You probably already know what a kolache is if you’re a Texan given the snack’s popularity in the region. For those of you who have never traveled to the Lone Star state, first things first: this portable pastry is pronounced “ko-la-cheese”. Now, this hand-held Czech dish can come round, long, or even square, and tends to get stuffed with savory ingredients including eggs, cheese, sausage, and jalapeño. Sweet kolaches also exist and come in a variety of flavors like apricot, blueberry, sweet cheese, and poppy seed.
Sound good? They are, and now you can try them at Autumn Stanford’s new shop, Brooklyn Kolache in Clinton Hill. “The idea to open a kolache shop came from my in-laws, who recently moved back to New Jersey after spending several years in Houston,” says Stanford. “They really missed kolaches and we all thought it was crazy that that there were no kolaches in New York City.”

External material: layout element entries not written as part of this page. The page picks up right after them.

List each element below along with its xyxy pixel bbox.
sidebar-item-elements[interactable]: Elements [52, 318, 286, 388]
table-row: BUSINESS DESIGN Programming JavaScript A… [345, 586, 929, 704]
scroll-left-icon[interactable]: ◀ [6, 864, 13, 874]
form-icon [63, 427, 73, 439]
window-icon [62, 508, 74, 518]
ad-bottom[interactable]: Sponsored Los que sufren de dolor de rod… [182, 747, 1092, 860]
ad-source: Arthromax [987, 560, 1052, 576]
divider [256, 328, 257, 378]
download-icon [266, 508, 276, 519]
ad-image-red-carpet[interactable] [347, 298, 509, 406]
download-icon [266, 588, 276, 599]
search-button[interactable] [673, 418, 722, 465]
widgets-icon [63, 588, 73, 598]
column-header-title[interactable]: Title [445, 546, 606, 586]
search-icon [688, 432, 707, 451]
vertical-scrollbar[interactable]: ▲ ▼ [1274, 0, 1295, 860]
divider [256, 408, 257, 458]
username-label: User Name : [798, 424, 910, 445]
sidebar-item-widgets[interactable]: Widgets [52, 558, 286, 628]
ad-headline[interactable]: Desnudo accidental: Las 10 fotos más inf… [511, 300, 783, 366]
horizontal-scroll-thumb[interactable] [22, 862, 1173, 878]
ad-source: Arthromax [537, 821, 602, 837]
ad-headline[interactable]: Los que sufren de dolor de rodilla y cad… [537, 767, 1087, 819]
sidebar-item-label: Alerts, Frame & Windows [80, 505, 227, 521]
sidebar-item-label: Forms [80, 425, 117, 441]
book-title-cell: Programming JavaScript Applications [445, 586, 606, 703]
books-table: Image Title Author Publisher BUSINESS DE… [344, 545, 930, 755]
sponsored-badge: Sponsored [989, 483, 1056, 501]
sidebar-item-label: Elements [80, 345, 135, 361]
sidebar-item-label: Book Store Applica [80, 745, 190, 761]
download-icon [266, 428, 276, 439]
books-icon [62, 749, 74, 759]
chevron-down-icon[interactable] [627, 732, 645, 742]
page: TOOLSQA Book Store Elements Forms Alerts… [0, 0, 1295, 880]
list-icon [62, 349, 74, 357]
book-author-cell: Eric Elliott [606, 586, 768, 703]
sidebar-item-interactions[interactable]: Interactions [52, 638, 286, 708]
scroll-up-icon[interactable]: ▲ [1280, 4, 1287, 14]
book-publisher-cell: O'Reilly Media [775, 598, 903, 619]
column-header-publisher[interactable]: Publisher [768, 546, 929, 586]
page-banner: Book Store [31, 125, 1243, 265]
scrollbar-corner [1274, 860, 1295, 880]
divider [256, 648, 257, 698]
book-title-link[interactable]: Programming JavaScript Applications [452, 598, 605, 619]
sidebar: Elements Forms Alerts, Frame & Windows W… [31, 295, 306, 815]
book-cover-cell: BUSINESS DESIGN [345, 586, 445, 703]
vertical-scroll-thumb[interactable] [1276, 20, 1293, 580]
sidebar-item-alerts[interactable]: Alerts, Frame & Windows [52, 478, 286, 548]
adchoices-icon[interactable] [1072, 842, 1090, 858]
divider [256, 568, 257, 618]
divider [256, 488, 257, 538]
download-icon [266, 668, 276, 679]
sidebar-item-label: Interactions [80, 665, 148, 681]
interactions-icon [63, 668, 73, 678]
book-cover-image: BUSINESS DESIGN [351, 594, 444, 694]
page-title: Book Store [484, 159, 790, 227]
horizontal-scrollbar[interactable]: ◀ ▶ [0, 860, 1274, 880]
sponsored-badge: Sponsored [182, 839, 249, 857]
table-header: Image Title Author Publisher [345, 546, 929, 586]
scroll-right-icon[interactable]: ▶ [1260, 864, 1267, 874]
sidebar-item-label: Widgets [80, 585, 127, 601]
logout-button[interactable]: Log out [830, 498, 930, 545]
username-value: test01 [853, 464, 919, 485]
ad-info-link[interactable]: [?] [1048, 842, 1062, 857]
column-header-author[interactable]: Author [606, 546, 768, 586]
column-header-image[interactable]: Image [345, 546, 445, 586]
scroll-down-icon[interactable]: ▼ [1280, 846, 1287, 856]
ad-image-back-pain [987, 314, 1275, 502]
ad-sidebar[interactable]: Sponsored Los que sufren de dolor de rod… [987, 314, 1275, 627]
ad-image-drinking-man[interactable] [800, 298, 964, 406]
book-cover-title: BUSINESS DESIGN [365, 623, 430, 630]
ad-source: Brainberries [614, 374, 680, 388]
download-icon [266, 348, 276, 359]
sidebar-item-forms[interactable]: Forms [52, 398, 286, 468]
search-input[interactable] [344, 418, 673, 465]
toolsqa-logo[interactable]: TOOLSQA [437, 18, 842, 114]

The lack of this popular food item surprised Stanford for a couple reasons: First, they are a quick and portable breakfast staple in Texas, especially Austin, and second, with all the Texas transplants, food trucks, and pop-ups, no one had tackled this simple and tasty dish. That’s mostly true. The last public attempt at peddling kolaches took place in Midtown at Kolache Mama, which opened in the fall of 2009 and closed within four months after failed dreams of franchising the operation. As far as I can tell, this popular pastry hasn’t reared its head in the city again until now.
Stanford, who was born and raised in Austin, worked at Seamless as an Operations Manager for eight years and, as she got restless, started thinking about what career path to choose next. The idea to try her hand at a kolache shop took form, and this past February, she opened the store. “Most of our regulars never heard of a kolache,” she says. “Now, they are hooked.” As for the Texans, Stanford says they have them, too, and on the weekend you can hear people excitedly chatting in line about their favorite kolache shops in Texas—for example Kolache Creations in Austin, The Czech Stop in West, Shipley’s Do-Nuts in Houston, and the Kolache Factory in Katy.
Whether kolaches will continue to bring the curious masses or just feed homesick Texans (and maybe the Homesick Texan, Lisa Fain) is yet to be seen. All I know for sure is that, on a recent Saturday, I dragged my hung-over self to the quaint shop, stuffed the sweet bread with cheese, sausage, and jalapeño combo into my mouth, topped it with a breakfast taco (another popular Texas bite), and downed a cup of black Kitten coffee. I left the joint feeling satisfied, and 98 percent more human and happy that the state that wishes to be its own country, brought me this treat.